FDA investigators who inspect dietary supplement manufacturing facilities for compliance with cGMPs (current good manufacturing practices) are still often finding the same deficiencies more than a decade after the regulations were adopted.
In fiscal year 2018 (FY18), 75 inspections—or about 24 percent of firms that received a Form 483 inspection report for “observations,” or alleged cGMP violations—were cited for failing to establish product specifications for the identity, purity, strength and composition of the finished dietary supplement, FDA data revealed. This was the most common cGMP observation in FY18 year as well as in FY17 when 24 percent of firms (89 inspections) were cited for the same infraction, according to FDA data INSIDER obtained through the Freedom of Information Act (FOIA).
Over the years, FDA has repeatedly emphasized the importance of setting and following specifications for the identity and other key attributes of a dietary supplement. Without doing so, FDA and outside cGMP consultants have said, manufacturers have no reliable way to know and verify what is in their products.
Nearly half (274 inspections, or 46 percent) of the 591 inspections in FY18 didn’t receive a Form 483, which suggests those dietary supplement manufacturing facilities are fully compliant with the cGMPs.
Warning Letters
There may be another silver lining. Data analyzed by the Natural Products Association(NPA) suggested an increasing number of firms cited in Form 483s for failing to establish product specs make the necessary corrections without requiring an admonishment from FDA in a subsequent warning letter.
NPA, a trade association founded in 1936 and led by former FDA officials, reviewed FDA warning letters to analyze alleged infractions of the cGMPs.
In reviewing the data dating back to 2010, NPA identified a change in the most cited cGMP violation. Through the first nine months of 2018, FDA most commonly cited dietary supplement firms in warning letters for failing to establish and follow written procedures for the responsibilities of quality control operations. In FY18 Form 483s, the latter cGMP infraction was the second most cited cGMP observation (52 inspections, representing around 16 percent of all Form 483s).
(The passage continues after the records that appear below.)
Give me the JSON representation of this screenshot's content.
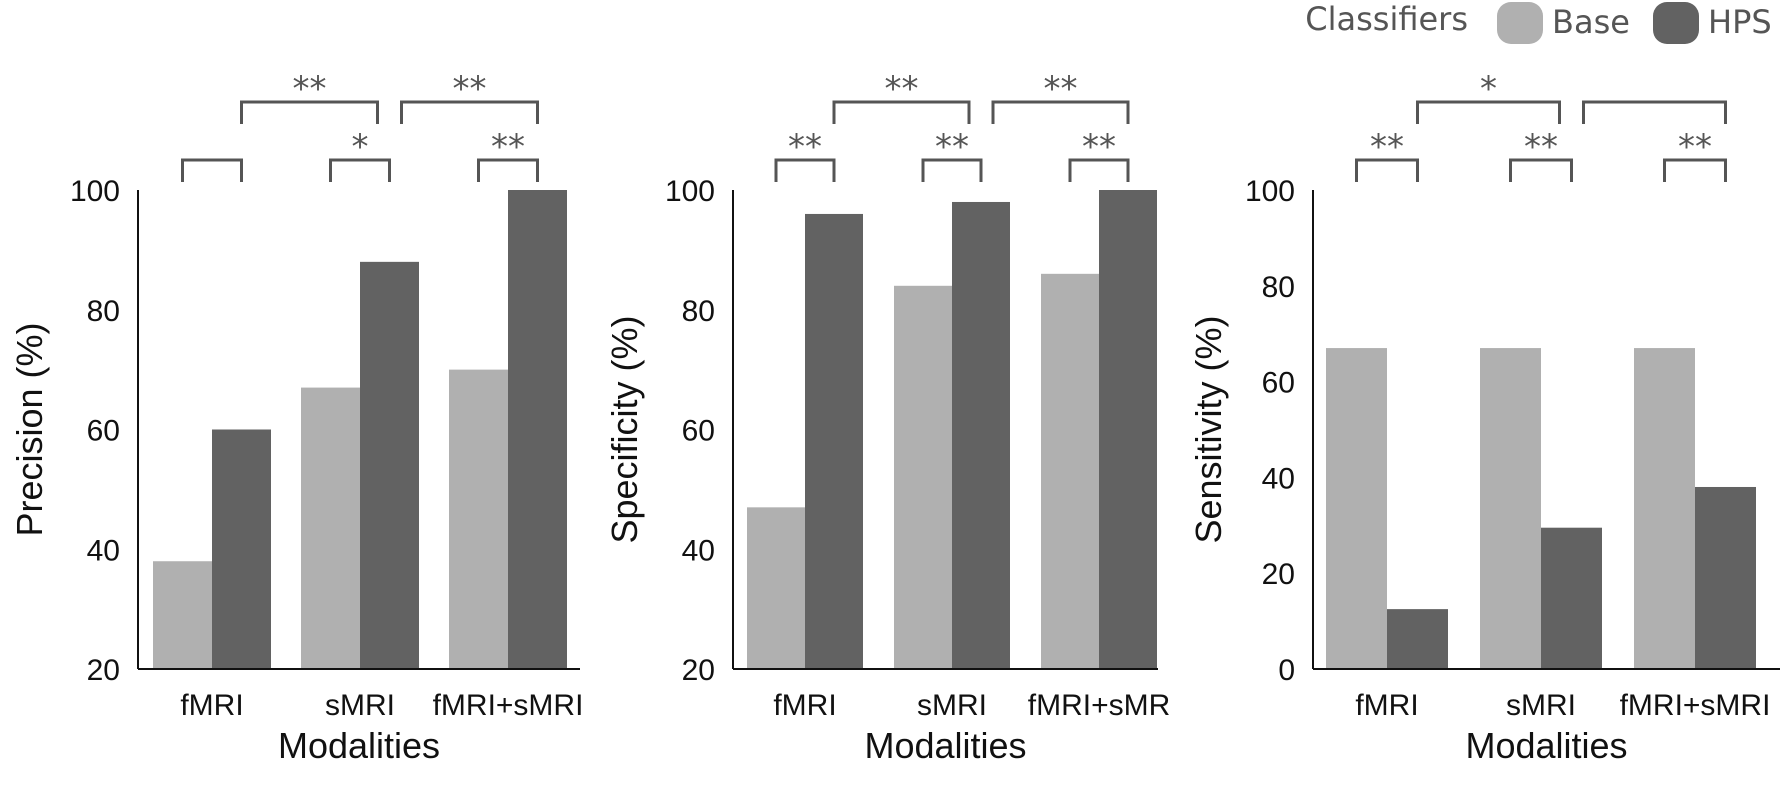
{
  "legend": {
    "title": "Classifiers",
    "items": [
      {
        "label": "Base",
        "color": "#b0b0b0"
      },
      {
        "label": "HPS",
        "color": "#626262"
      }
    ]
  },
  "chart_data": [
    {
      "type": "bar",
      "categories": [
        "fMRI",
        "sMRI",
        "fMRI+sMRI"
      ],
      "series": [
        {
          "name": "Base",
          "values": [
            38,
            67,
            70
          ]
        },
        {
          "name": "HPS",
          "values": [
            60,
            88,
            100
          ]
        }
      ],
      "xlabel": "Modalities",
      "ylabel": "Precision (%)",
      "ylim": [
        20,
        100
      ],
      "yticks": [
        20,
        40,
        60,
        80,
        100
      ],
      "significance": [
        {
          "from": [
            0,
            0
          ],
          "to": [
            0,
            1
          ],
          "level": 0,
          "label": ""
        },
        {
          "from": [
            1,
            0
          ],
          "to": [
            1,
            1
          ],
          "level": 0,
          "label": "*"
        },
        {
          "from": [
            2,
            0
          ],
          "to": [
            2,
            1
          ],
          "level": 0,
          "label": "**"
        },
        {
          "from": [
            0,
            1
          ],
          "to": [
            1,
            1
          ],
          "level": 1,
          "label": "**"
        },
        {
          "from": [
            1,
            1
          ],
          "to": [
            2,
            1
          ],
          "level": 1,
          "label": "**"
        }
      ]
    },
    {
      "type": "bar",
      "categories": [
        "fMRI",
        "sMRI",
        "fMRI+sMR"
      ],
      "series": [
        {
          "name": "Base",
          "values": [
            47,
            84,
            86
          ]
        },
        {
          "name": "HPS",
          "values": [
            96,
            98,
            100
          ]
        }
      ],
      "xlabel": "Modalities",
      "ylabel": "Specificity (%)",
      "ylim": [
        20,
        100
      ],
      "yticks": [
        20,
        40,
        60,
        80,
        100
      ],
      "significance": [
        {
          "from": [
            0,
            0
          ],
          "to": [
            0,
            1
          ],
          "level": 0,
          "label": "**"
        },
        {
          "from": [
            1,
            0
          ],
          "to": [
            1,
            1
          ],
          "level": 0,
          "label": "**"
        },
        {
          "from": [
            2,
            0
          ],
          "to": [
            2,
            1
          ],
          "level": 0,
          "label": "**"
        },
        {
          "from": [
            0,
            1
          ],
          "to": [
            1,
            1
          ],
          "level": 1,
          "label": "**"
        },
        {
          "from": [
            1,
            1
          ],
          "to": [
            2,
            1
          ],
          "level": 1,
          "label": "**"
        }
      ]
    },
    {
      "type": "bar",
      "categories": [
        "fMRI",
        "sMRI",
        "fMRI+sMRI"
      ],
      "series": [
        {
          "name": "Base",
          "values": [
            67,
            67,
            67
          ]
        },
        {
          "name": "HPS",
          "values": [
            12.5,
            29.5,
            38
          ]
        }
      ],
      "xlabel": "Modalities",
      "ylabel": "Sensitivity (%)",
      "ylim": [
        0,
        100
      ],
      "yticks": [
        0,
        20,
        40,
        60,
        80,
        100
      ],
      "significance": [
        {
          "from": [
            0,
            0
          ],
          "to": [
            0,
            1
          ],
          "level": 0,
          "label": "**"
        },
        {
          "from": [
            1,
            0
          ],
          "to": [
            1,
            1
          ],
          "level": 0,
          "label": "**"
        },
        {
          "from": [
            2,
            0
          ],
          "to": [
            2,
            1
          ],
          "level": 0,
          "label": "**"
        },
        {
          "from": [
            0,
            1
          ],
          "to": [
            1,
            1
          ],
          "level": 1,
          "label": "*"
        },
        {
          "from": [
            1,
            1
          ],
          "to": [
            2,
            1
          ],
          "level": 1,
          "label": ""
        }
      ]
    }
  ]
}
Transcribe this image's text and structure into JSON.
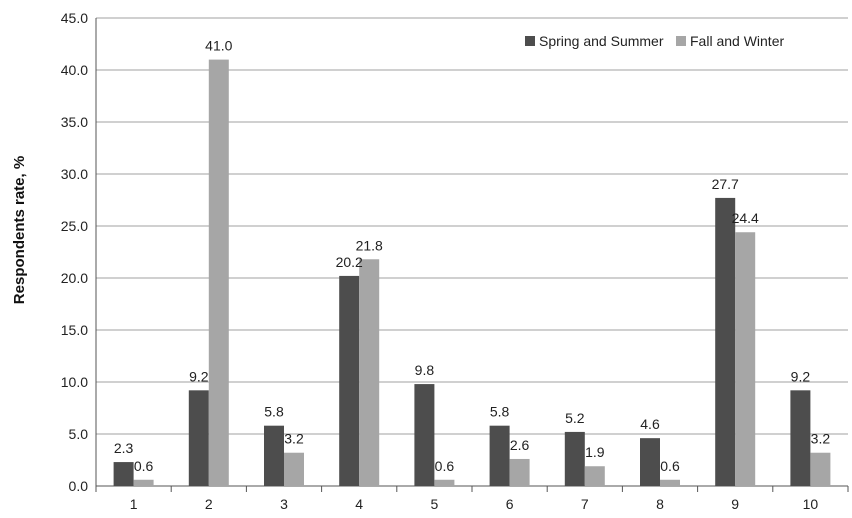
{
  "chart_data": {
    "type": "bar",
    "ylabel": "Respondents rate, %",
    "ylim": [
      0,
      45
    ],
    "yticks": [
      "0.0",
      "5.0",
      "10.0",
      "15.0",
      "20.0",
      "25.0",
      "30.0",
      "35.0",
      "40.0",
      "45.0"
    ],
    "categories": [
      "1",
      "2",
      "3",
      "4",
      "5",
      "6",
      "7",
      "8",
      "9",
      "10"
    ],
    "series": [
      {
        "name": "Spring and Summer",
        "color": "#4d4d4d",
        "values": [
          2.3,
          9.2,
          5.8,
          20.2,
          9.8,
          5.8,
          5.2,
          4.6,
          27.7,
          9.2
        ],
        "labels": [
          "2.3",
          "9.2",
          "5.8",
          "20.2",
          "9.8",
          "5.8",
          "5.2",
          "4.6",
          "27.7",
          "9.2"
        ]
      },
      {
        "name": "Fall and Winter",
        "color": "#a6a6a6",
        "values": [
          0.6,
          41.0,
          3.2,
          21.8,
          0.6,
          2.6,
          1.9,
          0.6,
          24.4,
          3.2
        ],
        "labels": [
          "0.6",
          "41.0",
          "3.2",
          "21.8",
          "0.6",
          "2.6",
          "1.9",
          "0.6",
          "24.4",
          "3.2"
        ]
      }
    ],
    "grid": true,
    "legend_position": "top-right"
  }
}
In the previous three years, the most common cGMP violation reported in FDA warning letters was related to specifications to establish when devising a production and process control system, NPA reported this week in a chart within a news release. The above infraction dropped to the third most-cited cGMP violation in 2018 warning letters, while the second most commonly cited infraction related to recordkeeping requirements for production and process control systems.